There now is a growing consensus that the U.S. economy, at a minimum, will outperform the economies of Europe and Japan. Plus, business profits, the mother’s milk of stocks, could hit $90 a share. That comes to an earnings yield of over 7.5 percent, or a price-earnings multiple of about 13 times.
So let me ask you this: Do you want to own a 3.7 percent Treasury bond? Or would you rather take a 6 percent corporate bond? Why not take the stock yield which is much higher?
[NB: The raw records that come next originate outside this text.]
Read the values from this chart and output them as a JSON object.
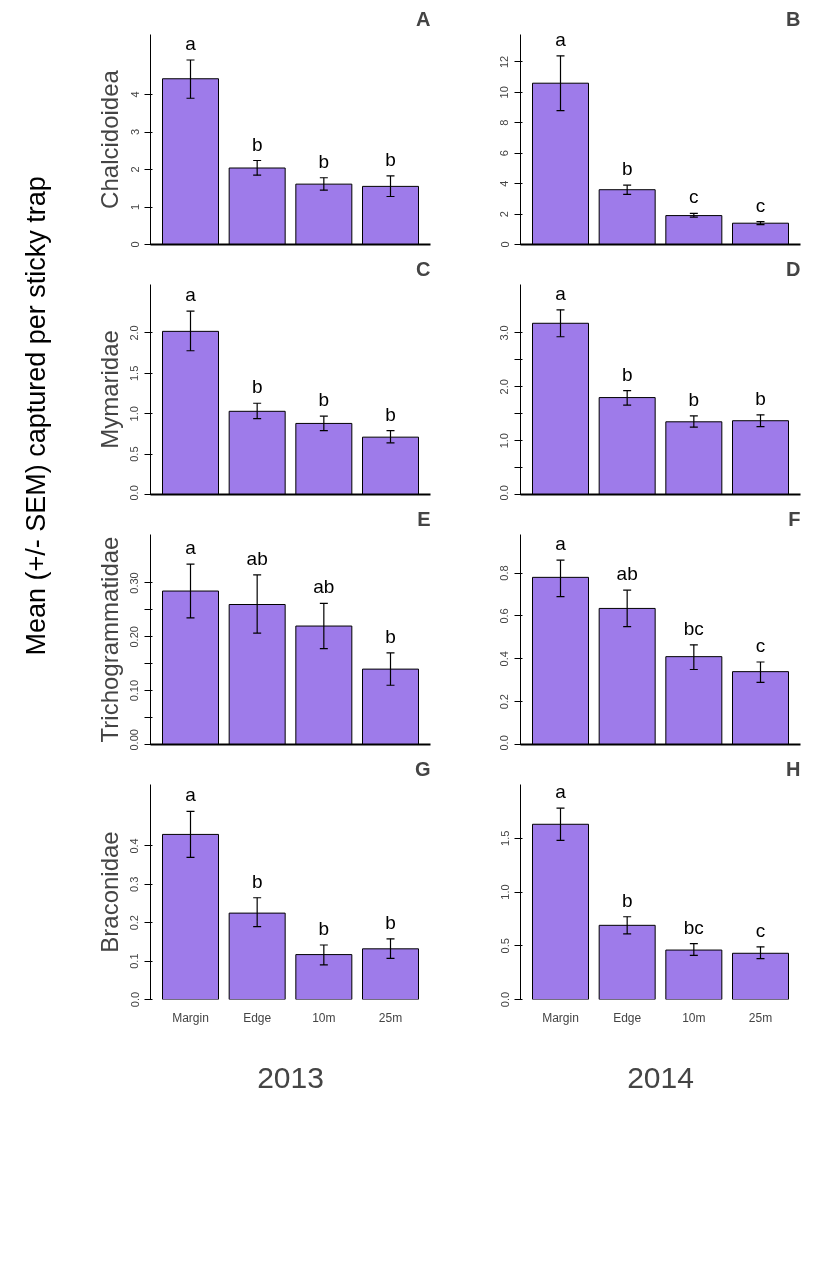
{
  "chart_data": [
    {
      "type": "bar",
      "title": "A",
      "ylabel": "Chalcidoidea",
      "annotations": [
        "Mean (+/- SEM) captured per sticky trap"
      ],
      "categories": [
        null,
        null,
        null,
        null
      ],
      "values": [
        4.42,
        2.04,
        1.61,
        1.55
      ],
      "errors": [
        [
          3.9,
          4.92
        ],
        [
          1.85,
          2.24
        ],
        [
          1.45,
          1.78
        ],
        [
          1.28,
          1.83
        ]
      ],
      "value_labels": [
        "a",
        "b",
        "b",
        "b"
      ],
      "color": "#9e7bea",
      "ylim": [
        0,
        5.6
      ],
      "yticks": [
        0,
        1,
        2,
        3,
        4
      ],
      "tick_labels": "y",
      "grid": false
    },
    {
      "type": "bar",
      "title": "B",
      "categories": [
        null,
        null,
        null,
        null
      ],
      "values": [
        10.6,
        3.6,
        1.9,
        1.4
      ],
      "errors": [
        [
          8.8,
          12.4
        ],
        [
          3.3,
          3.9
        ],
        [
          1.8,
          2.05
        ],
        [
          1.3,
          1.5
        ]
      ],
      "value_labels": [
        "a",
        "b",
        "c",
        "c"
      ],
      "color": "#9e7bea",
      "ylim": [
        0,
        13.8
      ],
      "yticks": [
        0,
        2,
        4,
        6,
        8,
        10,
        12
      ],
      "tick_labels": "y",
      "grid": false
    },
    {
      "type": "bar",
      "title": "C",
      "ylabel": "Mymaridae",
      "categories": [
        null,
        null,
        null,
        null
      ],
      "values": [
        2.02,
        1.03,
        0.88,
        0.71
      ],
      "errors": [
        [
          1.78,
          2.27
        ],
        [
          0.94,
          1.13
        ],
        [
          0.79,
          0.97
        ],
        [
          0.64,
          0.79
        ]
      ],
      "value_labels": [
        "a",
        "b",
        "b",
        "b"
      ],
      "color": "#9e7bea",
      "ylim": [
        0,
        2.6
      ],
      "yticks": [
        {
          "value": 0,
          "label": "0.0"
        },
        {
          "value": 0.5,
          "label": "0.5"
        },
        {
          "value": 1,
          "label": "1.0"
        },
        {
          "value": 1.5,
          "label": "1.5"
        },
        {
          "value": 2,
          "label": "2.0"
        }
      ],
      "tick_labels": "y",
      "grid": false
    },
    {
      "type": "bar",
      "title": "D",
      "categories": [
        null,
        null,
        null,
        null
      ],
      "values": [
        3.18,
        1.8,
        1.35,
        1.37
      ],
      "errors": [
        [
          2.93,
          3.43
        ],
        [
          1.66,
          1.93
        ],
        [
          1.25,
          1.46
        ],
        [
          1.26,
          1.48
        ]
      ],
      "value_labels": [
        "a",
        "b",
        "b",
        "b"
      ],
      "color": "#9e7bea",
      "ylim": [
        0,
        3.9
      ],
      "yticks": [
        {
          "value": 0,
          "label": "0.0"
        },
        {
          "value": 0.5,
          "label": null
        },
        {
          "value": 1,
          "label": "1.0"
        },
        {
          "value": 1.5,
          "label": null
        },
        {
          "value": 2,
          "label": "2.0"
        },
        {
          "value": 2.5,
          "label": null
        },
        {
          "value": 3,
          "label": "3.0"
        }
      ],
      "tick_labels": "y",
      "grid": false
    },
    {
      "type": "bar",
      "title": "E",
      "ylabel": "Trichogrammatidae",
      "categories": [
        null,
        null,
        null,
        null
      ],
      "values": [
        0.285,
        0.26,
        0.22,
        0.14
      ],
      "errors": [
        [
          0.235,
          0.335
        ],
        [
          0.207,
          0.315
        ],
        [
          0.178,
          0.262
        ],
        [
          0.11,
          0.17
        ]
      ],
      "value_labels": [
        "a",
        "ab",
        "ab",
        "b"
      ],
      "color": "#9e7bea",
      "ylim": [
        0,
        0.39
      ],
      "yticks": [
        {
          "value": 0,
          "label": "0.00"
        },
        {
          "value": 0.05,
          "label": null
        },
        {
          "value": 0.1,
          "label": "0.10"
        },
        {
          "value": 0.15,
          "label": null
        },
        {
          "value": 0.2,
          "label": "0.20"
        },
        {
          "value": 0.25,
          "label": null
        },
        {
          "value": 0.3,
          "label": "0.30"
        }
      ],
      "tick_labels": "y",
      "grid": false
    },
    {
      "type": "bar",
      "title": "F",
      "categories": [
        null,
        null,
        null,
        null
      ],
      "values": [
        0.78,
        0.635,
        0.41,
        0.34
      ],
      "errors": [
        [
          0.69,
          0.86
        ],
        [
          0.55,
          0.72
        ],
        [
          0.35,
          0.465
        ],
        [
          0.29,
          0.385
        ]
      ],
      "value_labels": [
        "a",
        "ab",
        "bc",
        "c"
      ],
      "color": "#9e7bea",
      "ylim": [
        0,
        0.98
      ],
      "yticks": [
        {
          "value": 0,
          "label": "0.0"
        },
        {
          "value": 0.2,
          "label": "0.2"
        },
        {
          "value": 0.4,
          "label": "0.4"
        },
        {
          "value": 0.6,
          "label": "0.6"
        },
        {
          "value": 0.8,
          "label": "0.8"
        }
      ],
      "grid": false,
      "tick_labels": "y"
    },
    {
      "type": "bar",
      "title": "G",
      "ylabel": "Braconidae",
      "xlabel": "2013",
      "categories": [
        "Margin",
        "Edge",
        "10m",
        "25m"
      ],
      "values": [
        0.43,
        0.225,
        0.117,
        0.132
      ],
      "errors": [
        [
          0.37,
          0.49
        ],
        [
          0.19,
          0.265
        ],
        [
          0.09,
          0.142
        ],
        [
          0.107,
          0.158
        ]
      ],
      "value_labels": [
        "a",
        "b",
        "b",
        "b"
      ],
      "color": "#9e7bea",
      "ylim": [
        0,
        0.56
      ],
      "yticks": [
        {
          "value": 0,
          "label": "0.0"
        },
        {
          "value": 0.1,
          "label": "0.1"
        },
        {
          "value": 0.2,
          "label": "0.2"
        },
        {
          "value": 0.3,
          "label": "0.3"
        },
        {
          "value": 0.4,
          "label": "0.4"
        }
      ],
      "grid": false
    },
    {
      "type": "bar",
      "title": "H",
      "xlabel": "2014",
      "categories": [
        "Margin",
        "Edge",
        "10m",
        "25m"
      ],
      "values": [
        1.63,
        0.69,
        0.46,
        0.43
      ],
      "errors": [
        [
          1.48,
          1.78
        ],
        [
          0.61,
          0.77
        ],
        [
          0.41,
          0.52
        ],
        [
          0.38,
          0.49
        ]
      ],
      "value_labels": [
        "a",
        "b",
        "bc",
        "c"
      ],
      "color": "#9e7bea",
      "ylim": [
        0,
        2.0
      ],
      "yticks": [
        {
          "value": 0,
          "label": "0.0"
        },
        {
          "value": 0.5,
          "label": "0.5"
        },
        {
          "value": 1,
          "label": "1.0"
        },
        {
          "value": 1.5,
          "label": "1.5"
        }
      ],
      "grid": false
    }
  ]
}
Now here’s a good leading indicator: Financial stocks are coming alive again. Citigroup and AIG are leading the parade. The whole group has recouped its correction loss, plus 2 percent. Others like Morgan Stanley, BB&T, BofA, and Goldman Sachs have good momentum. And corporate bond rates are coming down. The Treasury curve is still steeply upward-sloping. Heck, even a banker can make money with a zero interest rate and a more than 3.5 percent 10-year bond.
And guess what? I love this. Rich people actually may be on the rise. According to the new Forbes list, billionaires in the U.S. went from 359 last year to 403 in 2010. You can’t have successful free-market capitalism without rich people. You can’t have capitalism without capital. Washington doesn’t understand this.
We should not be eating our rich with punitive tax rates. We should be rewarding them for their successful investing and entrepreneurship. No capitalism without capital. Capital creates jobs. So let’s help those who are the most successful; they help everyone else. (By the way, this is one of the reasons why there is going to be one powerful political regime change come November.)
On the downside, the U.S. just posted a record budget deficit in February. Yet again. This, despite the fact that tax revenues actually rose for the first time in almost two years, which is a sign that the economy is improving. But here’s the rub: Spending increased almost 17 percent in the last 12 months!
This is nuts. Stop the madness.
And here again, a new congressional bill that just passed the Senate will cost $150 billion -- and for what? Little temporary tax credits and more transfer payments to the state. No spending-cut offsets whatsoever. Will they ever learn? Ever?
But the wonder of wonders is that our mostly free-market economy and stock market are pointing to recovery, despite Washington.